The paradox of the story seemed to be that “consumerism” had made people, especially intellectuals, schizophrenic, however it was more likely that the author had fused his interpretation and critique of this era into a bias, with which as the space of this fictional story collapsed with the protagonist’s “madness”, we were not given an answer nor a clue to comprehend what issue did the author intends to raise through this symbolic year. In many interviews conducted after the book was published, Tuo Li repeatedly mentioned the coming back tradition of “realism novels” as if there were no other ways to respond to the profound changes in China.
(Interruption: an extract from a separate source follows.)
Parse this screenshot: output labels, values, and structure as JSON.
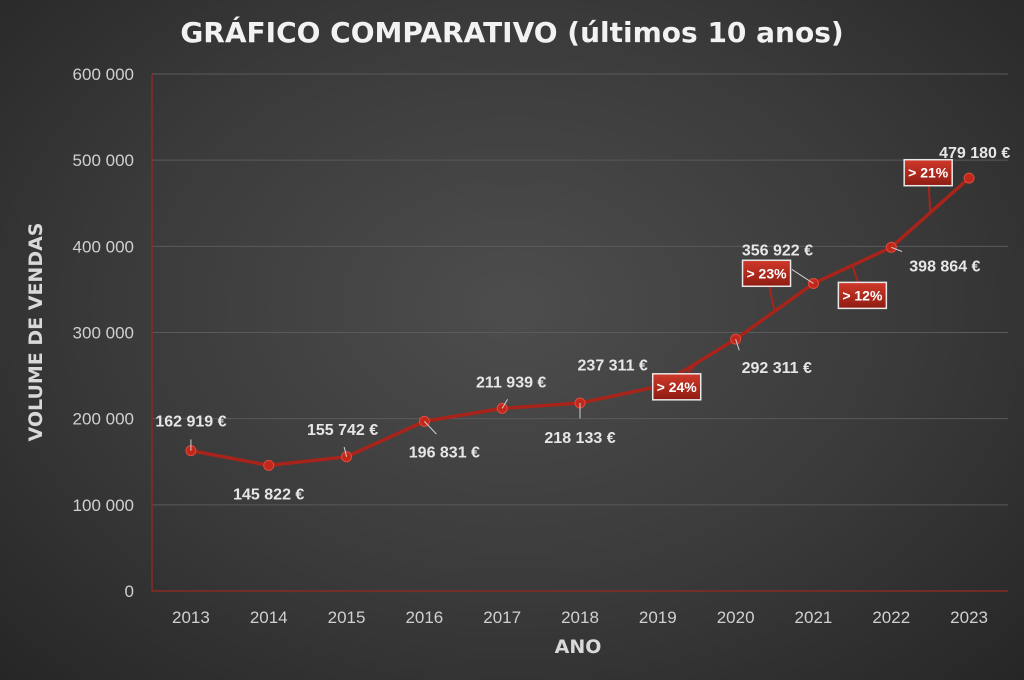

This might have some sense to it. However, “realism” is never a fixed concept or methodology that does not correspond to its surrounding environment, nor meticulous recollections of clothing, food, artifacts, or catchphrases of a particular era, nor a one-sided summary of a spirit (or a critique) of the zeitgeist, where an intellectualist reflection became a failed hypothesis. That had made the author and the fictional characters within their realm of reality all situated in a ruthless and unfavourable adaptation, resulting in a world that is unable to resonate, secluded and disconnected. The intention to write in “realism” has lost all sense of realness in the end.

 

It’s challenging to discuss the reality under tight censorship. Science fiction seems to be an “effective” framework, a way to draw in real-life materials — sometimes as mere “materials”, without disclosing the whole ideology. This is my rough impression of Cao Fei’s 2019 artwork Nova (新星): the artist adapted a fictional framework which allowed many subjects to surface and to be dissolved again one by one in the fictional structure. This “film” is over two hours in length, telling a story of a time-travelling, or to put it in another way, “a story within a story” about a father-and-son relationship. The film revisited The Eternal Wave (1958, 永不消逝的電波) from the “pre-” technological era, the era of ideal and feverish socialist construction, and the concept of sacrifice and rebirth. The story not only erased the barriers of the past, present and the future, but also transformed the existence of humans from bodies to signals, emotions to messages. 

 

If Hao Jinfang utilised the basis of human emotions to open up the door to the cruelty of the reality in “Folding Beijing”, the abstracted emotions in “Nova” were like relievers for concrete pains from concrete history, thus the fictional stories seemed to have really entered into the fictional world, where the human body did not exist, and the past were no longer relevant, the reality was a mere illusion. In Cao Fei’s early works, no matter the up-beat hip hop mix-mash or world factory’s poetic imageries, the real-life scenery were touched upon lightly and transformed into something sensible, which were not necessarily critical, but gave people an unusual insight to see the ordinary surroundings. “Nova” was like a collage painting, enlarged to a hundred times bigger in size but with the same logic, in which reality in its messiness and coarseness could make no comparison. 

 

However, the scenes where the story played out in the film were incredibly real, an area that is difficult to erase and gentrify on the Beijing’s city map: as the story’s starting and centre-point, Hong-Xia theatre is located in a worker’s cultural palace in Jiuxianqiao, Beijing, where the residences’ head and face still filthy with grime, and the building out-of-date. Hong-Xia theatre had transformed into artists’ studios, where historical documents and objects were gathered from this area and became artworks and footnotes of new “stories”. Juxtaposition, overlapping of time, conflicting and paradoxical ideologies, the clashes between the arts and the reality had a real presence in this space. It was hard to imagine how one can construct such a secluded (like the computer screen that separates father and son in the film) story while living in this space. What was even more peculiar: who would be moved by such a story?